Sehr sinnvoll ist der abschließende Gedanke, wo die entsprechenden Phänomene in der Umwelt entdeckt werden können. Die Übertragung der schwimmenden Zitrone auf die Schwimmflügel ist sehr einleuchtend, genauso wie die Benennung der Tatsache, dass in warmen Ländern die Häuser oft hell gestrichen werden, nachdem Experimente zu Weiß und Schwarz durchgeführt wurden.

Für Erwachsene wird unter der Fragestellung „Was passiert?“ die zu erwartende Beobachtung festgehalten. Es folgt bei „Warum ist das so?“ die Erklärung. Hierbei ist die Wortwahl recht einfach, sodass es Kindern auch leicht fällt den Inhalt nachzuvollziehen. Das benötigte Material ist vorwiegend schnell aufzutreiben bzw. befindet sich schon im Haushalt. Das erleichtert erheblich das Vorhaben überhaupt anzupacken.

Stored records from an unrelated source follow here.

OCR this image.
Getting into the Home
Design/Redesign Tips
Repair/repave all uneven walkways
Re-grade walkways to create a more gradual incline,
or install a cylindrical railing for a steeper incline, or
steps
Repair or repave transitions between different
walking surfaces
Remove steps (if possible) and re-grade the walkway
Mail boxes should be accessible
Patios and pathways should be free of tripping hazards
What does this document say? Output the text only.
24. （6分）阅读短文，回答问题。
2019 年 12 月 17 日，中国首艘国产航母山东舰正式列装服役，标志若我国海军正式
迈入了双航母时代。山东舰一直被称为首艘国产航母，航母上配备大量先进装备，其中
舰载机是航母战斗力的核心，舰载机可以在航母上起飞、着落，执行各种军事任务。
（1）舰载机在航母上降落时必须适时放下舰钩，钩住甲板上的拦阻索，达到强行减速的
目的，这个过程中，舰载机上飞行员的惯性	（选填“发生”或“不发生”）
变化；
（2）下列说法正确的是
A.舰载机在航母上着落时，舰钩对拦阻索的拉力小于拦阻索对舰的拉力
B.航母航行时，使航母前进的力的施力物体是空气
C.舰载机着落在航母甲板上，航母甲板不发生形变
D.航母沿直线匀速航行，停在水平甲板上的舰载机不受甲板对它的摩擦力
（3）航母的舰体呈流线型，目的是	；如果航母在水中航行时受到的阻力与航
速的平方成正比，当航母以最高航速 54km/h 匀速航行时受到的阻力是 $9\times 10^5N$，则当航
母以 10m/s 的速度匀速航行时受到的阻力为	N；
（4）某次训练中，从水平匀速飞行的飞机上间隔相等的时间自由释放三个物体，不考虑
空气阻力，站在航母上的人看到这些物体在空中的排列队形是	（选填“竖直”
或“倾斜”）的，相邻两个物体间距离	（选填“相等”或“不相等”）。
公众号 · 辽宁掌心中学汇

Hier werden Kinder angeregt weiterzudenken und Naturphänomene, die ihnen vielleicht auch schon bekannt sind, zu hinterfragen. Das eigenständige Experimentieren ist auch für junge Kinder sehr wirkungsvoll. So beginnen die Zusammenhänge in ihrer Umwelt zu verstehen und in Beziehung zueinander zu setzen. Neben dem Spaßfaktor ist die Förderung der sprachlichen Fähigkeit bei der Formulierung der Vermutung und Beobachtung sehr wertvoll.